Not only does the image presented in textbooks relate to a system devoid of any leadership potential by those in government, but the picture it presents is also misleading.  They do not sufficiently take into account the factor of power among the populous.  Not all stimuli have the same effect.  That is, as described earlier in this blog, not all participants in the system are equally capable of exerting influence, i.e., not all of them have the same power.
Government is thereby a service-rendering entity for some more than others, not an extension of the people as a whole.  This is not portrayed as a reality, but the lack of equality is not alluded to as an ideal.  Textbooks present an image where all seem to be equal in this process.  This blog in short order will provide the evidence to back up that claim. 
Let this writer remind the reader that the role of textbooks cannot be overstated.  Again, most teachers depend on textbooks to basically make their curricular choices.[2] This following quote captures the effects that textbooks and other supportive materials have on what is taught not only in civics, but across the whole curriculum:
Instructional materials represent the resources that teachers use to develop student understanding of subject-specific concepts and skills in the enactment of the curriculum.  Such materials include textbooks, workbooks, laboratory manuals, manipulatives such as three-dimensional solids, laboratory supplies and equipment, videos, laser discs, CDs, software, and websites.  Developed by many different entities, instructional materials often become critical, defining components of instructional programs … In particular, commercial publishing firms with K-12 divisions dedicated to producing and selling school textbooks are central players in shaping what most teachers teach … Educational material production is “big business” … Thus, although publishers can and do produce materials in response to particular educational changes, decisions to invest in such developments are always tempered by estimates of the potential demand for materials supporting those changes.  Accordingly, curricular content specified as important by textbook adoption policies in large states has great influence on the content of commercially available texts.[3]
Research into this concern has been consistent.
While this quote mentions other sources than the textbooks, one should remember supplemental materials are part of the textbook product.  That is, the textbook companies provide to schools these supportive materials of what their textbooks describe and explain.
          To point out the obvious, these “big businesses” have an interest in assuring that the content of their books, especially those that relate to civics do not pose challenging messaging to the system in which they operate.  The natural rights view is well ensconced in how the system operates at the school site.

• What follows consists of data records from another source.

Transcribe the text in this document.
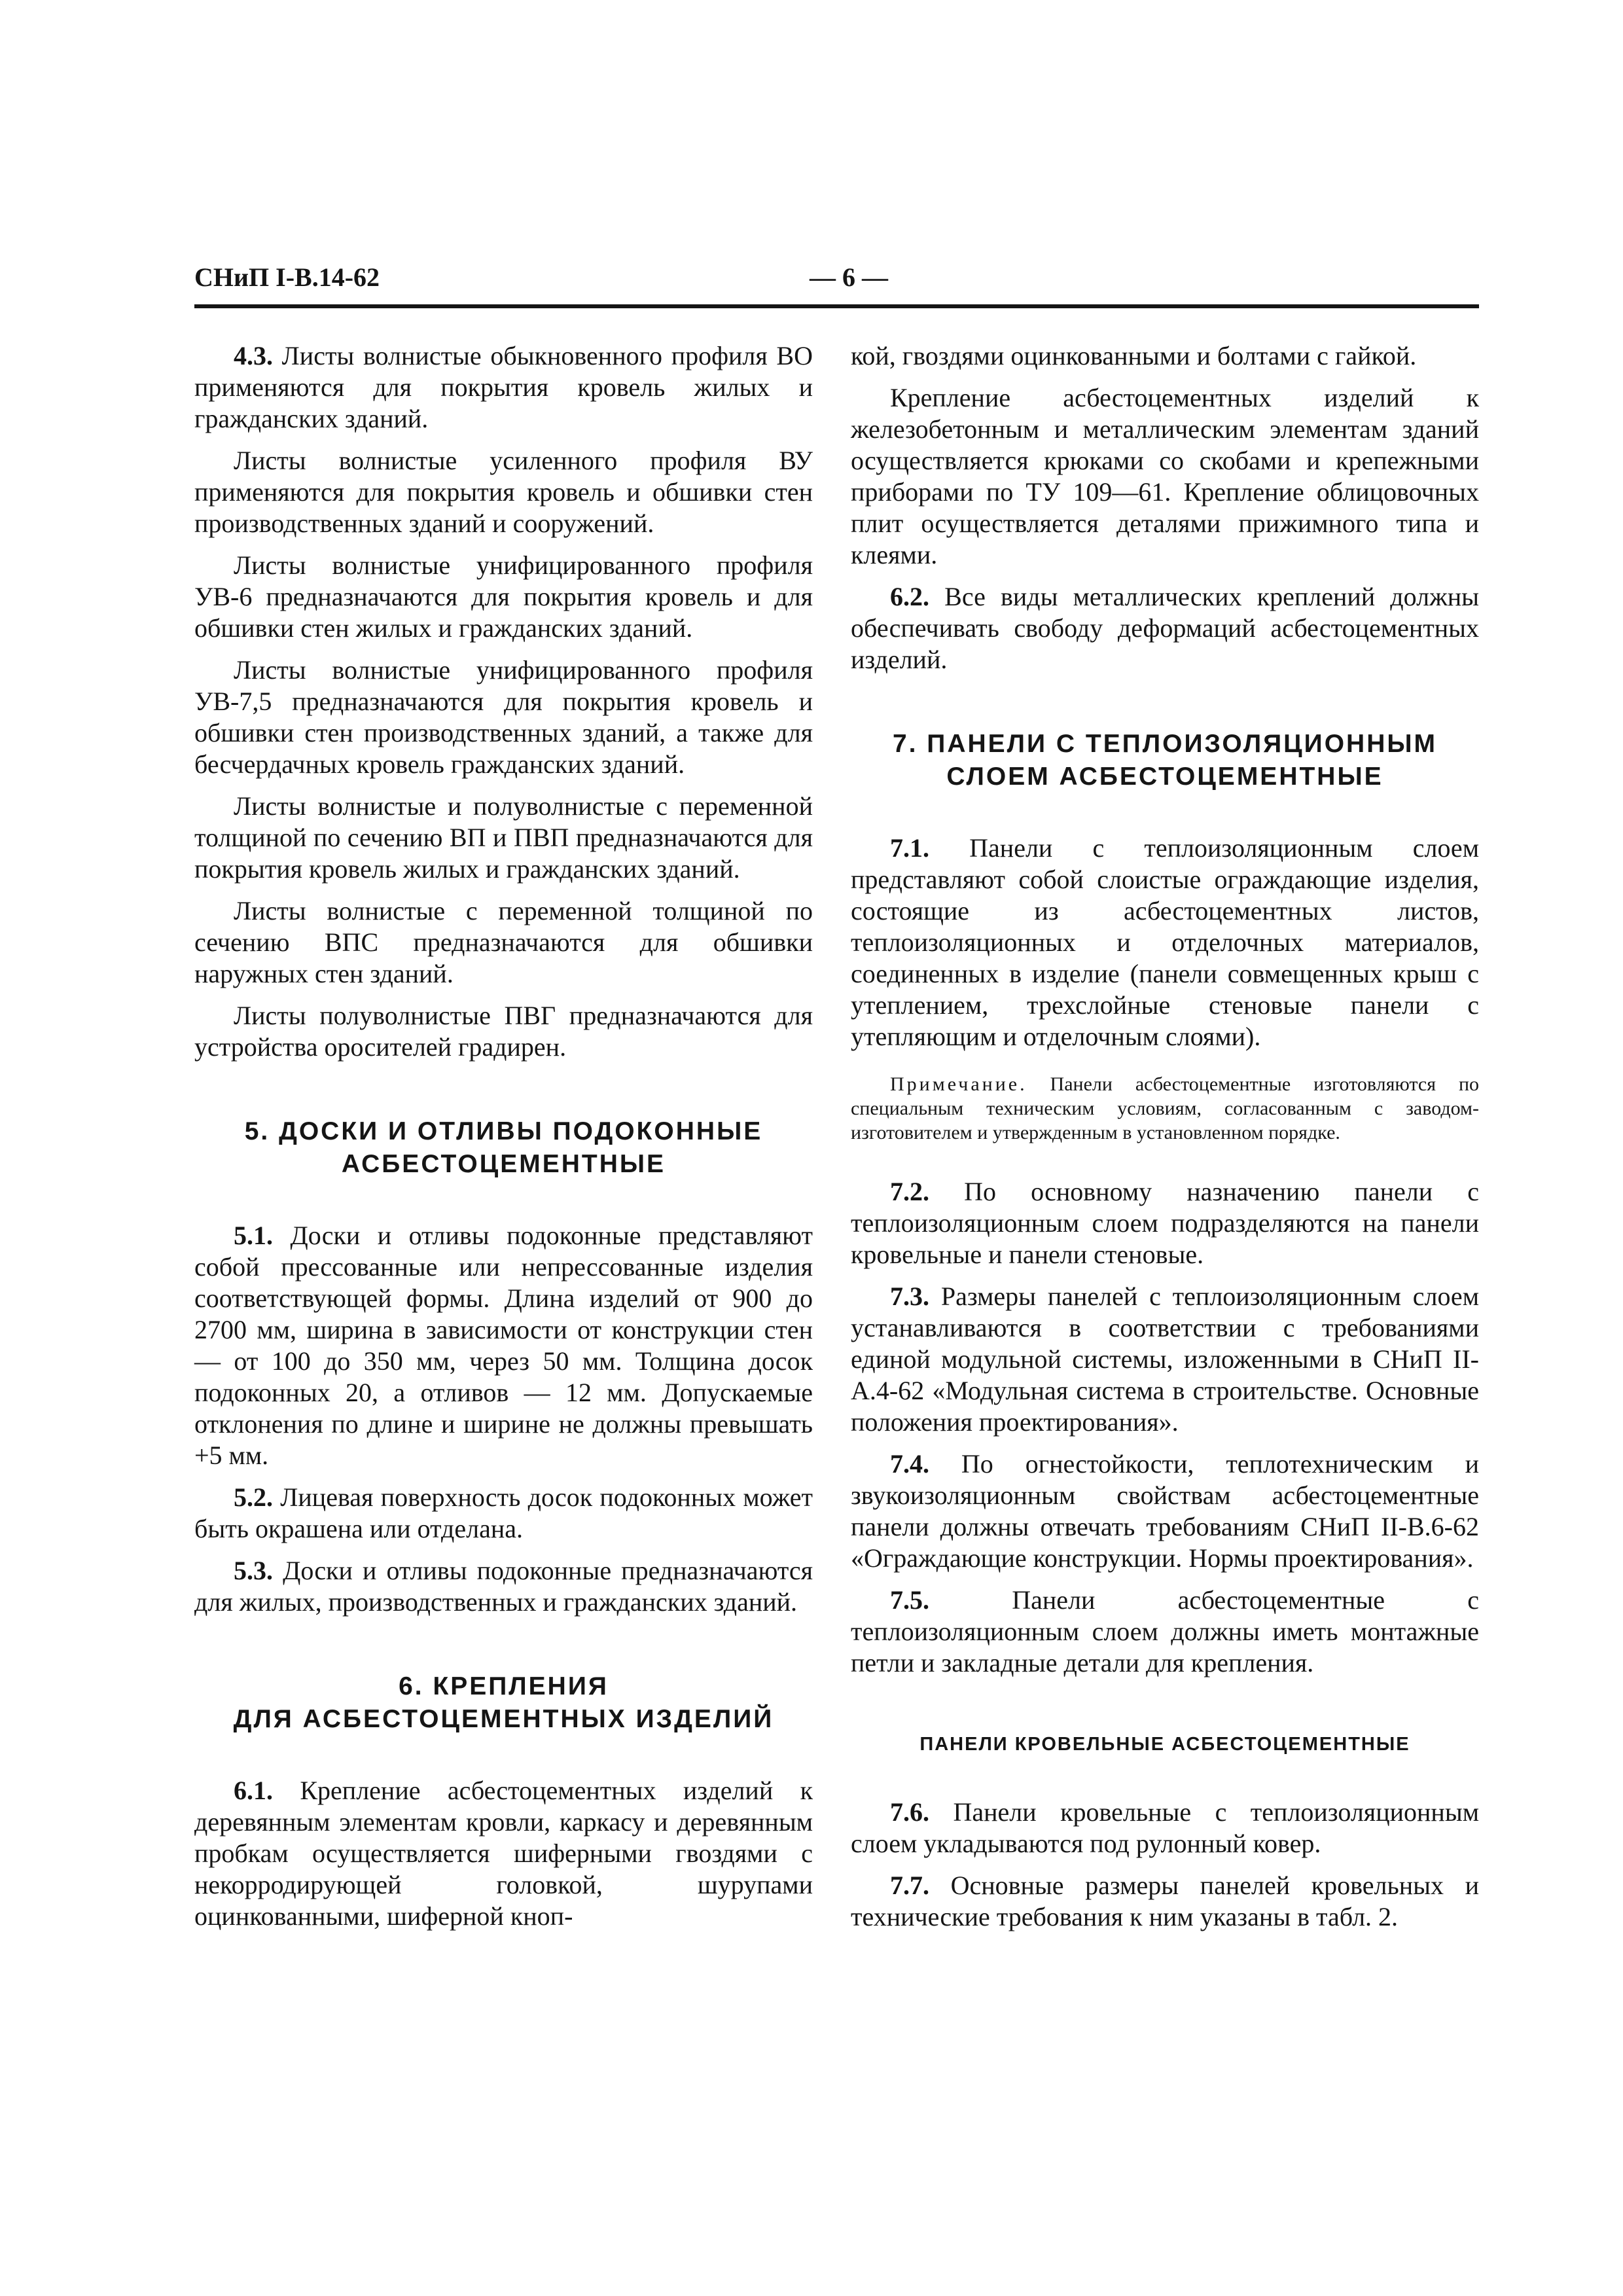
СНиП I-В.14-62	— 6 —

4.3. Листы волнистые обыкновенного профиля ВО применяются для покрытия кровель жилых и гражданских зданий.

Листы волнистые усиленного профиля ВУ применяются для покрытия кровель и обшивки стен производственных зданий и сооружений.

Листы волнистые унифицированного профиля УВ-6 предназначаются для покрытия кровель и для обшивки стен жилых и гражданских зданий.

Листы волнистые унифицированного профиля УВ-7,5 предназначаются для покрытия кровель и обшивки стен производственных зданий, а также для бесчердачных кровель гражданских зданий.

Листы волнистые и полуволнистые с переменной толщиной по сечению ВП и ПВП предназначаются для покрытия кровель жилых и гражданских зданий.

Листы волнистые с переменной толщиной по сечению ВПС предназначаются для обшивки наружных стен зданий.

Листы полуволнистые ПВГ предназначаются для устройства оросителей градирен.

5. ДОСКИ И ОТЛИВЫ ПОДОКОННЫЕ
АСБЕСТОЦЕМЕНТНЫЕ

5.1. Доски и отливы подоконные представляют собой прессованные или непрессованные изделия соответствующей формы. Длина изделий от 900 до 2700 мм, ширина в зависимости от конструкции стен — от 100 до 350 мм, через 50 мм. Толщина досок подоконных 20, а отливов — 12 мм. Допускаемые отклонения по длине и ширине не должны превышать +5 мм.

5.2. Лицевая поверхность досок подоконных может быть окрашена или отделана.

5.3. Доски и отливы подоконные предназначаются для жилых, производственных и гражданских зданий.

6. КРЕПЛЕНИЯ
ДЛЯ АСБЕСТОЦЕМЕНТНЫХ ИЗДЕЛИЙ

6.1. Крепление асбестоцементных изделий к деревянным элементам кровли, каркасу и деревянным пробкам осуществляется шиферными гвоздями с некорродирующей головкой, шурупами оцинкованными, шиферной кноп-

кой, гвоздями оцинкованными и болтами с гайкой.

Крепление асбестоцементных изделий к железобетонным и металлическим элементам зданий осуществляется крюками со скобами и крепежными приборами по ТУ 109—61. Крепление облицовочных плит осуществляется деталями прижимного типа и клеями.

6.2. Все виды металлических креплений должны обеспечивать свободу деформаций асбестоцементных изделий.

7. ПАНЕЛИ С ТЕПЛОИЗОЛЯЦИОННЫМ
СЛОЕМ АСБЕСТОЦЕМЕНТНЫЕ

7.1. Панели с теплоизоляционным слоем представляют собой слоистые ограждающие изделия, состоящие из асбестоцементных листов, теплоизоляционных и отделочных материалов, соединенных в изделие (панели совмещенных крыш с утеплением, трехслойные стеновые панели с утепляющим и отделочным слоями).

Примечание. Панели асбестоцементные изготовляются по специальным техническим условиям, согласованным с заводом-изготовителем и утвержденным в установленном порядке.

7.2. По основному назначению панели с теплоизоляционным слоем подразделяются на панели кровельные и панели стеновые.

7.3. Размеры панелей с теплоизоляционным слоем устанавливаются в соответствии с требованиями единой модульной системы, изложенными в СНиП II-А.4-62 «Модульная система в строительстве. Основные положения проектирования».

7.4. По огнестойкости, теплотехническим и звукоизоляционным свойствам асбестоцементные панели должны отвечать требованиям СНиП II-В.6-62 «Ограждающие конструкции. Нормы проектирования».

7.5.	Панели асбестоцементные с теплоизоляционным слоем должны иметь монтажные петли и закладные детали для крепления.

ПАНЕЛИ КРОВЕЛЬНЫЕ АСБЕСТОЦЕМЕНТНЫЕ

7.6. Панели кровельные с теплоизоляционным слоем укладываются под рулонный ковер.

7.7. Основные размеры панелей кровельных и технические требования к ним указаны в табл. 2.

[1] David Easton, “The Current Meanings of ‘Behavioralism,’” in Contemporary Political Analysis, ed. James C. Charlesworth (New York, NY:  The Free Press, 1967), 11-31.

[2] Stephen J. Thornton, “Teacher as Curricular-Instructional Gatekeeper in Social Studies, in Handbook of Research on Social Studies Teaching and Learning, edited by James P. Shaver (New York, NY:  MacMillan Publishing Company, 1991), 237-248.  While this citation is dated, there is no reason to believe the point made is not as true today as it was in 1991.

[3] “Chapter 4, Curriculum As a Channel of Influence:  What Shapes What Is Taught to Whom,” in Investigating the Influence of Standards:  A Framework for Research in Mathematics, Science, and Technology Education, edited by Iris R. Weiss, Michael S. Knapp, Karen S. Hollweg, and Gail Burrill (Washington, DC:  National Academy Press, 2002), emphasis added.  This report is a product of the National Research Council’s Division of Behavioral and Social Sciences and Education.